Best Field Indicators are color, black inclusions, lack of reaction to acid and hardness.
A common and popular mineral for rock hounds. Its cubes, distinctive cleavage and high density make it easy to identify and a favorite in high school geology labs. The structure of Galena is identical to that of halite, NaCl. The two minerals have the same crystal shapes, symmetry and cleavage. Some Galena may contain up to 20% silver. Galena is the leading ore of Silver.

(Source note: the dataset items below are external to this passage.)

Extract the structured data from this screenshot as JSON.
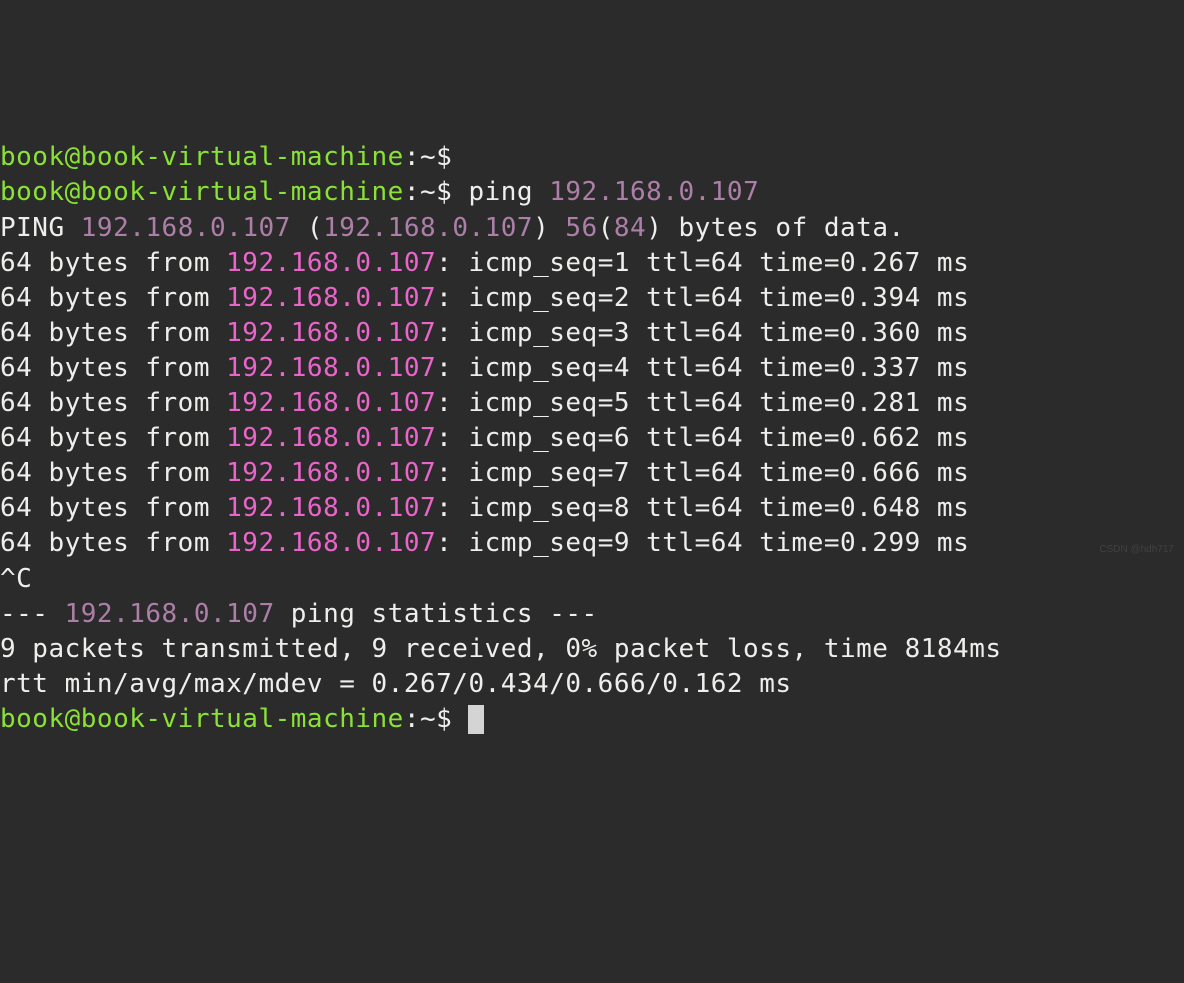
{
  "prompt": {
    "user_host": "book@book-virtual-machine",
    "path": ":~",
    "symbol": "$"
  },
  "commands": {
    "empty": "",
    "ping_cmd": "ping ",
    "ping_target": "192.168.0.107"
  },
  "ping_header": {
    "label": "PING ",
    "ip": "192.168.0.107",
    "paren_open": " (",
    "paren_ip": "192.168.0.107",
    "paren_close": ") ",
    "size": "56",
    "paren_size_open": "(",
    "size2": "84",
    "paren_size_close": ")",
    "suffix": " bytes of data."
  },
  "replies": [
    {
      "prefix": "64 bytes from ",
      "ip": "192.168.0.107",
      "sep": ": ",
      "tail": "icmp_seq=1 ttl=64 time=0.267 ms"
    },
    {
      "prefix": "64 bytes from ",
      "ip": "192.168.0.107",
      "sep": ": ",
      "tail": "icmp_seq=2 ttl=64 time=0.394 ms"
    },
    {
      "prefix": "64 bytes from ",
      "ip": "192.168.0.107",
      "sep": ": ",
      "tail": "icmp_seq=3 ttl=64 time=0.360 ms"
    },
    {
      "prefix": "64 bytes from ",
      "ip": "192.168.0.107",
      "sep": ": ",
      "tail": "icmp_seq=4 ttl=64 time=0.337 ms"
    },
    {
      "prefix": "64 bytes from ",
      "ip": "192.168.0.107",
      "sep": ": ",
      "tail": "icmp_seq=5 ttl=64 time=0.281 ms"
    },
    {
      "prefix": "64 bytes from ",
      "ip": "192.168.0.107",
      "sep": ": ",
      "tail": "icmp_seq=6 ttl=64 time=0.662 ms"
    },
    {
      "prefix": "64 bytes from ",
      "ip": "192.168.0.107",
      "sep": ": ",
      "tail": "icmp_seq=7 ttl=64 time=0.666 ms"
    },
    {
      "prefix": "64 bytes from ",
      "ip": "192.168.0.107",
      "sep": ": ",
      "tail": "icmp_seq=8 ttl=64 time=0.648 ms"
    },
    {
      "prefix": "64 bytes from ",
      "ip": "192.168.0.107",
      "sep": ": ",
      "tail": "icmp_seq=9 ttl=64 time=0.299 ms"
    }
  ],
  "interrupt": "^C",
  "stats_header": {
    "prefix": "--- ",
    "ip": "192.168.0.107",
    "suffix": " ping statistics ---"
  },
  "stats_line1": "9 packets transmitted, 9 received, 0% packet loss, time 8184ms",
  "stats_line2": "rtt min/avg/max/mdev = 0.267/0.434/0.666/0.162 ms",
  "watermark": "CSDN @hdh717"
}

Is the primary ore mineral of lead. Mined for lead as early as 3000 BC. It is found in ore veins with sphalerite, pyrite, chalcopyrite, tennantite and tetrahedrite. It may replace carbonate beds or be deposited in pore spaces. The crystals are bright when fresh but often tarnish after exposure to air and especially when people touch it. Lead sulfide may contain impurities, such as silver, arsenic, antimony, and copper.
One of the first transistors was a Galena Crystal and with a copper wire called “cats-whisker-with crystal”. Galena is a natural semiconductor. Really it formed part of a transistor, a more reliable PN junction or Diode. Experiments took place in the late 1800s and early 1900s with Metal Sulfides. Such an interesting subject I could on on about it.
There are many forms of Galena specimens. Cubic Crystal, Octahedron Crystal, Cuboctahedron or Octacube, Truncated, Skeletal, Melted, Wet look and more.
Color is lead to silver gray sometimes with a bluish tint.
Luster is metallic to dull in weathered faces.
Transparency crystals are opaque.
Crystal System is isometric; 4/m bar 3 2/m
Crystal Habits include the cube, octahedron and combinations of the two. Spinel twinning is possible forming flattened crystals. Also massive and granular.
Cleavage is perfect in four direction forming cubes.
Fracture is uneven and rarely seen because of the perfect cleavage.
Hardness is 2.5+
Specific Gravity is approximately 7.5+ (heavy even for metallic minerals)
Streak is lead gray
Chemistry PbS, Lead Sulfide
Uses Major ore of lead and silver, Specimens, previously Plumbing pipes and Paint. It is toxic when ingested or inhaled.
Brighter metallic luster on cleavage surfaces than on crystal faces.
Notable occurrences include Texas-Oklahoma-Missouri area, USA; Germany, Peru, Mexico, Zambia, and England.
Best Field Indicators are crystal habit, cleavage and, perhaps most importantly, density.
Associated Minerals are Cerussite, Anglesite, Quartz, Sphalerite, Chalcopyrite, Pyrite, Bornite, Barite, Siderite, Dolomite, Calcite, Marcasite, Fluorite and then some.